Specifically, let $\text{code}(x) = [id_1, id_2, \dots, id_M]$, where $id_m = q_m(x_m)$. The approximate squared Euclidean distance is calculated as:

$$\hat{d}(q, x)^2 \approx \sum_{m=1}^{M} \| q_m - c_{m, id_m} \|^2$$

The main optimization here is that the distances $\| q_m - c_{m,j} \|^2$ for all $m \in \{1, \dots, M\}$ and $j \in \{1, \dots, k^*\}$ can be precomputed once per query $q$. This creates $M$ lookup tables, each containing $k^*$ precomputed distances. The total distance approximation for a database vector $x$ then reduces to $M$ table lookups and $M-1$ additions. This is significantly faster than calculating the full $D$-dimensional distance.

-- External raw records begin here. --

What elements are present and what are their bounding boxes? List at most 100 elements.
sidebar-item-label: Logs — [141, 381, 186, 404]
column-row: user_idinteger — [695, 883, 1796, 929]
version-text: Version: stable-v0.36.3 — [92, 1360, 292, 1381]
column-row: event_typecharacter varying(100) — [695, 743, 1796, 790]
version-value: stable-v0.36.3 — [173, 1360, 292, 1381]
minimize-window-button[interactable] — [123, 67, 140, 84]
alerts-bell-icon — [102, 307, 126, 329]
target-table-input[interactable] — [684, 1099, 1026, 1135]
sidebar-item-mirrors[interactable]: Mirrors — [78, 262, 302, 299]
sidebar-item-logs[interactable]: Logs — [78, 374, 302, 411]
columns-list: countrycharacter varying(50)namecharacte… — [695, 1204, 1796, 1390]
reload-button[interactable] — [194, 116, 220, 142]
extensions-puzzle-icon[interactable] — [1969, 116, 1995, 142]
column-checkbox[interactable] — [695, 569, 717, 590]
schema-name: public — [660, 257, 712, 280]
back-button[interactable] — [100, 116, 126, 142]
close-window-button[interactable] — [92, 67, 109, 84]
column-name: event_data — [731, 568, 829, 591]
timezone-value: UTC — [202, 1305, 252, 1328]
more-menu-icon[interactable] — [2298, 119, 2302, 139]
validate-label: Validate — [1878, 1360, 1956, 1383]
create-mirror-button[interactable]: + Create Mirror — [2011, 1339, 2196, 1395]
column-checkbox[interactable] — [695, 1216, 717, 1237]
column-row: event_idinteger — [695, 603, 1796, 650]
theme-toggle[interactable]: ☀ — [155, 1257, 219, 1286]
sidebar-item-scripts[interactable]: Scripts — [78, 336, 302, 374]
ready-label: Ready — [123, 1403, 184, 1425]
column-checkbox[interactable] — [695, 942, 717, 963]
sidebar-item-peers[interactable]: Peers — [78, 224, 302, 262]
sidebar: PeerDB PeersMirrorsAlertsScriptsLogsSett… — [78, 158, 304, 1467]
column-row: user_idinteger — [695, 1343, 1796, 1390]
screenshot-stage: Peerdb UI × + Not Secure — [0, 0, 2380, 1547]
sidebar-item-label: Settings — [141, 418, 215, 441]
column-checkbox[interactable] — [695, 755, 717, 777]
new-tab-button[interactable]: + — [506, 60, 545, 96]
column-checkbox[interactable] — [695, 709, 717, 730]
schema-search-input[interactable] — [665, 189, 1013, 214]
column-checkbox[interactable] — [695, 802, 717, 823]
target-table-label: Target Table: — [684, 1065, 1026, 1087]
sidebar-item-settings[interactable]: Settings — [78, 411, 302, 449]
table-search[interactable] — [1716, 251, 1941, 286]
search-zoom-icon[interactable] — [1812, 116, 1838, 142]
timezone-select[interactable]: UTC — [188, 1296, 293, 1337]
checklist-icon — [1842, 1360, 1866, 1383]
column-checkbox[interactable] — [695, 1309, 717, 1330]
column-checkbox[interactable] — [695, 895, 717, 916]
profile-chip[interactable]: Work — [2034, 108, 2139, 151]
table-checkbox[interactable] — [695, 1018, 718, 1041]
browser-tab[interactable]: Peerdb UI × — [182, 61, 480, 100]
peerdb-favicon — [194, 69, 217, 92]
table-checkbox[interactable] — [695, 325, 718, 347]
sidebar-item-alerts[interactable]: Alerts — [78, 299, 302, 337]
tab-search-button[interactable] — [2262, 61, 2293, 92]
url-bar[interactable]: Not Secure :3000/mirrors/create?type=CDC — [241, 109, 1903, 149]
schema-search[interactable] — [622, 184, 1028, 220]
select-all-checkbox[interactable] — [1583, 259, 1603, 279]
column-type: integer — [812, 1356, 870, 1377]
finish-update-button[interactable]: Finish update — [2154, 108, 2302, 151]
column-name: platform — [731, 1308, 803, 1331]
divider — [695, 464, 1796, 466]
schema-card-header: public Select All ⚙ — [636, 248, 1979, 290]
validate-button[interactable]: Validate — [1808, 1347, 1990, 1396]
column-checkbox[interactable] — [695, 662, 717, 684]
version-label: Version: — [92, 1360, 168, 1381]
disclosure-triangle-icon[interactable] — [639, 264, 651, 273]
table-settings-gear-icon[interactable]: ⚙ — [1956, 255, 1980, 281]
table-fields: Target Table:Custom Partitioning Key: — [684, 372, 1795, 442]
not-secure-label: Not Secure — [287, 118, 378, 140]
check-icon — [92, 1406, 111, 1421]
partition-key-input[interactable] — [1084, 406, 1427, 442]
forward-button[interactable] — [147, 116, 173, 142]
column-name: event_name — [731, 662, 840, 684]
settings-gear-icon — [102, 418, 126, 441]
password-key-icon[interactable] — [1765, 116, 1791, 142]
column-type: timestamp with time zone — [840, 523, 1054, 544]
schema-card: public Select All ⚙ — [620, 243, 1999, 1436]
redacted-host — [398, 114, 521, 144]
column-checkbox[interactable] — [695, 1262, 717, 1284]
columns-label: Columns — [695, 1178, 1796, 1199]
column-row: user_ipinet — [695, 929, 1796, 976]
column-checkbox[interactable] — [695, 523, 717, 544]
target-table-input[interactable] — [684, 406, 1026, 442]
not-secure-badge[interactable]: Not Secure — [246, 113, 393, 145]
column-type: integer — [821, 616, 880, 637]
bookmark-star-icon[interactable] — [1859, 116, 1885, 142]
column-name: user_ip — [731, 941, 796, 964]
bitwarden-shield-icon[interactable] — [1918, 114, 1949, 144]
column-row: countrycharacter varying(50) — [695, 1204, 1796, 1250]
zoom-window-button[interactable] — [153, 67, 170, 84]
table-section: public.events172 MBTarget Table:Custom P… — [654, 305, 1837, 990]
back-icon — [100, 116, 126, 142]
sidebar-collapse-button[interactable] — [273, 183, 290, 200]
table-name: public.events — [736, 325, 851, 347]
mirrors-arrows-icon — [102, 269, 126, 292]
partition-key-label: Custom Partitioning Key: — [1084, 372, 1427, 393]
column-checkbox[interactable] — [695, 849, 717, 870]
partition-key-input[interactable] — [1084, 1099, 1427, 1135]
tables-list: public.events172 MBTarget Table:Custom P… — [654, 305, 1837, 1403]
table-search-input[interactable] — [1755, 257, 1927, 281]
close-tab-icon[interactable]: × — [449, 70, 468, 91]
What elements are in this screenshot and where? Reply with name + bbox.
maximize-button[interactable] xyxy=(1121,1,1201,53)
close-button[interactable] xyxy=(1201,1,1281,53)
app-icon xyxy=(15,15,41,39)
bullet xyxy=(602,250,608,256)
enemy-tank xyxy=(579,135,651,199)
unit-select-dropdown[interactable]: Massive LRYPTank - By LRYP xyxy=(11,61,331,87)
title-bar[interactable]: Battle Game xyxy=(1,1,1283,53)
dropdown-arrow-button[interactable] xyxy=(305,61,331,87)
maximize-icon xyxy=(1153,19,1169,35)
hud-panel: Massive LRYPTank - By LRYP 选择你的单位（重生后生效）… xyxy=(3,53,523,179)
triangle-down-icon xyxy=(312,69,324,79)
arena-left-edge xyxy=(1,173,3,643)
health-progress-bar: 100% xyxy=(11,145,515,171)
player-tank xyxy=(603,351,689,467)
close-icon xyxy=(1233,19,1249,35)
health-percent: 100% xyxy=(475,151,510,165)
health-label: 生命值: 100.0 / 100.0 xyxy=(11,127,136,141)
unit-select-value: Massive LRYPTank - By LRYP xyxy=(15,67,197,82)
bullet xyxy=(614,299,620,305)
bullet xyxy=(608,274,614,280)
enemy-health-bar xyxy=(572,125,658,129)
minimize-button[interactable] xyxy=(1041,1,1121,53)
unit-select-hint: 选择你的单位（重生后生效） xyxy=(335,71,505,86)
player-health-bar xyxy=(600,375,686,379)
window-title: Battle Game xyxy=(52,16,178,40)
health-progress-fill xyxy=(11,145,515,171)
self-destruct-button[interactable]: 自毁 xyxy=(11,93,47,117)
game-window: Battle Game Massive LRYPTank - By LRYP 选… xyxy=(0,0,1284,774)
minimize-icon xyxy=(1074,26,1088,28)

Symmetric Distance Computation (SDC)

An alternative is Symmetric Distance Computation (SDC), where the query vector $q$ is also quantized using the same codebooks. The distance is then approximated using only the centroids:

$$\tilde{d}(q, x)^2 \approx \sum_{m=1}^{M} \| c_{m, q_m(q_m)} - c_{m, q_m(x_m)} \|^2$$

SDC can be even faster as it operates entirely in the compressed domain, potentially using precomputed distances between all pairs of centroids within each subspace. However, quantizing the query introduces additional approximation error, generally making SDC less accurate than ADC. ADC is usually preferred when accuracy is prioritized.

Trade-offs

Product Quantization offers substantial benefits but comes with inherent trade-offs:

1. Accuracy vs. Compression: PQ is a lossy compression technique. Information is lost when mapping sub-vectors to centroids. This loss directly impacts the accuracy (recall) of the nearest neighbor search. The primary levers controlling this trade-off are:

   • M (Number of Subspaces): Increasing $M$ (reducing subspace dimensionality $D/M$) generally increases accuracy but reduces the compression ratio (since the code length is $M$ bytes, assuming $k^*=256$).
   • k* (Codebook Size): Increasing $k^*$ allows for finer-grained quantization within each subspace, improving accuracy but increasing the memory required for the codebooks and the bit-length needed for each code index. $k^*=256$ is a common practical choice balancing accuracy and byte-alignment.

2. Training Cost: Generating the $M$ codebooks requires running k-means clustering $M$ times on potentially large datasets of sub-vectors derived from a representative training sample. This offline training step can be computationally intensive.

3. Integration with Index Structures: While PQ provides compression and fast approximate distances, it doesn't inherently provide a sub-linear search structure like HNSW or IVF. PQ is most often used in combination with these structures. For instance, in IVFPQ (covered in the next section), PQ is used to compress the vectors stored within the inverted lists of an IVF index, dramatically reducing the index size and speeding up distance calculations during the search refinement stage. Similarly, PQ can compress vectors stored at the nodes of an HNSW graph.

Product Quantization serves as a foundational technique for managing the scale of modern vector datasets. By decomposing vectors and quantizing subspaces independently, it achieves remarkable compression and enables rapid approximate distance calculations, making it an indispensable tool in the construction of large-scale, efficient vector search systems. Understanding its mechanics is essential for optimizing memory usage and query latency in demanding LLM applications.